Any assistance? • Is it possible to calculate such things without using a calculator within a reasonable time? Or is it almost impossible? • If you don't use a calculator for calculating sin(x) or cos(x) you'll need a trig table -- that's what people used before calculators were invented. There's really no advantage to using a trig table that I can see. So you pretty much have to use a calculator for sin(x) and cos(x). The rest you might be able to do by hand in a reasonable amount of time, but there's really no reason to.
• How come when I'm in radian mode in a calculator,and when I need to input 1.0001 into 1/In(x)-1/x-1,how come I get something like 99985.124328663 instead of something like 0.9999932534?Whenever I try this,it always happens.IT'S DRIVING ME CRAZY!Can someone help me? • How can you do these by hand • How do you get a graphical calculator on your computer or iPads? • Why is it important to know whether x is approaching to 0 from positive or not? then, if x is approaching 0 from negative is the x->0^ - underneath limit? • Consider the equation `x/|x|`. Everything to the right of x=0 will give you the answer 1, but everything to the left of x=0 will give you -1. So, the limit as x approaches zero is one if you approach from positive and -1 if you approach from negative, but if you don't specify which side you're approaching from, then the limit doesn't exist. It's important to specify which side you're approaching from if the limit on either side will be different.
• In the exercise after this video I came across the problem: f(t) = t^6-1/t^3+1. All had been well and good until this one, as the values in the table disagreed with what my calculator told me. For instance, in the table, when t= -1.01, f(t) = −2.030301, but my calculator told me otherwise, and so did just working it out by hand. (By hand I mean with the aid of a non-graphing calculator).
Here's a link to the calculator I used, for your convience with -1.001 already plugged in: https://www.desmos.com/calculator/quctv6lflq • Unfortunately, the university I attend does not allow for the use of any calculators on exams in Calculus. Any advice on how to do homework? Should I or should I not use a calculator? The graphing calculator helps with visualization and long division and multiplication take a very long time to write out and such and converting decimals to fractions... huge numbers when you start dealing with ∆y/∆x
(1 vote) • You just need to make sure you know the material well enough to do the work efficiently without a calculator. You need to be able to easily spot singularities, asymptotes, vertices, end behavior, etc.

You should also know squares of all integers at the very least through 25. You should know the cubes at least through 10. And you should be able to do this whether you're allowed a calculator or not.

For example, when you see ∜1250 you should easily see that is 5∜2 because you know that 5⁴ = 625 and 625*2 = 1250.

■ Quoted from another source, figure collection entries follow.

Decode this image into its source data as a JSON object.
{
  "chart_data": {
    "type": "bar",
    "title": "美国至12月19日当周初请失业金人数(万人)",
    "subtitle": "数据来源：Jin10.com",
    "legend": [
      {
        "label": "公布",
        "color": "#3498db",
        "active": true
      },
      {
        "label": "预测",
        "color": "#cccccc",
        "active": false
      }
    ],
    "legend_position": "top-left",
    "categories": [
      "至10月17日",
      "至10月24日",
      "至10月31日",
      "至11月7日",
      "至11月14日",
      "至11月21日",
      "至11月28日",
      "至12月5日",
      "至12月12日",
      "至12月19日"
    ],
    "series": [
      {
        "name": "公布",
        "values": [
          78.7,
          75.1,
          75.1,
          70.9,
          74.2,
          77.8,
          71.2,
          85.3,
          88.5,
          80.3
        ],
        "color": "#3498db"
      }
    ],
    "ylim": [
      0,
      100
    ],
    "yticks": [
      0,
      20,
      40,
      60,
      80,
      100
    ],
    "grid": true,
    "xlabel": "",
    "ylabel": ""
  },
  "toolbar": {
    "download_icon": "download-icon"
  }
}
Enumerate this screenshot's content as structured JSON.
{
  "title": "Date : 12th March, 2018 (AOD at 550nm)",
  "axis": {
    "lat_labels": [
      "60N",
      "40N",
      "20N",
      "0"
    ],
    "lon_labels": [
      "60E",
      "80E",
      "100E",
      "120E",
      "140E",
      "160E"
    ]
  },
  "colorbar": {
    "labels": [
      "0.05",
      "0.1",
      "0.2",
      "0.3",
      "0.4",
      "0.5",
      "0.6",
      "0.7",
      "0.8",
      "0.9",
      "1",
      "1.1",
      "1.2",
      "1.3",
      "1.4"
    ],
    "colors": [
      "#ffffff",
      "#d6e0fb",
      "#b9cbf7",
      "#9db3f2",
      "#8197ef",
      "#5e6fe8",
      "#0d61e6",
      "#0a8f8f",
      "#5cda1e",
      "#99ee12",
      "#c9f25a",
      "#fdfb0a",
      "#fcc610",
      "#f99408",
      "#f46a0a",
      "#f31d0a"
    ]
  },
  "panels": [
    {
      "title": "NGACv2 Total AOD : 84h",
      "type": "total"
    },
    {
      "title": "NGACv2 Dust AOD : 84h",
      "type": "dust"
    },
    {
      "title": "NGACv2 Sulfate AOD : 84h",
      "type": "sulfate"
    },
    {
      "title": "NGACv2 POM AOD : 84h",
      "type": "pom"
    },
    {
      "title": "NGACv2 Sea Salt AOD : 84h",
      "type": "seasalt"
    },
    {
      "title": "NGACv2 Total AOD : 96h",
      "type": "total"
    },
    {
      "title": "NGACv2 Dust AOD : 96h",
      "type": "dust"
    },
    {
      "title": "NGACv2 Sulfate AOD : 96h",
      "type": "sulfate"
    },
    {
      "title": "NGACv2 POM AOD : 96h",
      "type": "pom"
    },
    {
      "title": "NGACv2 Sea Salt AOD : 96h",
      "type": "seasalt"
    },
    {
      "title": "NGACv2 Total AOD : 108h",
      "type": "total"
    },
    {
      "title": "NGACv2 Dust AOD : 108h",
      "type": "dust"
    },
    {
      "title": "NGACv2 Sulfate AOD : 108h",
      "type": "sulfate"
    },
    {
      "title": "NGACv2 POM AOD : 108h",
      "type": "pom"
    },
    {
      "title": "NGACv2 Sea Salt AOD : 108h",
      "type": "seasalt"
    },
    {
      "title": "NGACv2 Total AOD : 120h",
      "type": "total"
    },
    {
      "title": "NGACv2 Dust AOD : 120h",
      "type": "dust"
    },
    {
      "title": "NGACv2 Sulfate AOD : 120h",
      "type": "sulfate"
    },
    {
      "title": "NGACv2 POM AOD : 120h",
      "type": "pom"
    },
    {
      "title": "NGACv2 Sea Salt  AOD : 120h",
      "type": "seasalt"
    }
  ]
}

I took this subject quite a long time ago, before even the best calculators would have been of much help anyway. It isn't easy material, of course, but I honestly think your university has a point in not allowing the calculator on the exams. The calculators have become so advanced that one of the better models could solve a problem you had no idea how to solve -- we don't need to have scientists and engineers who don't know what the math means and do the math their jobs require, but who just got through university by using a really good calculator.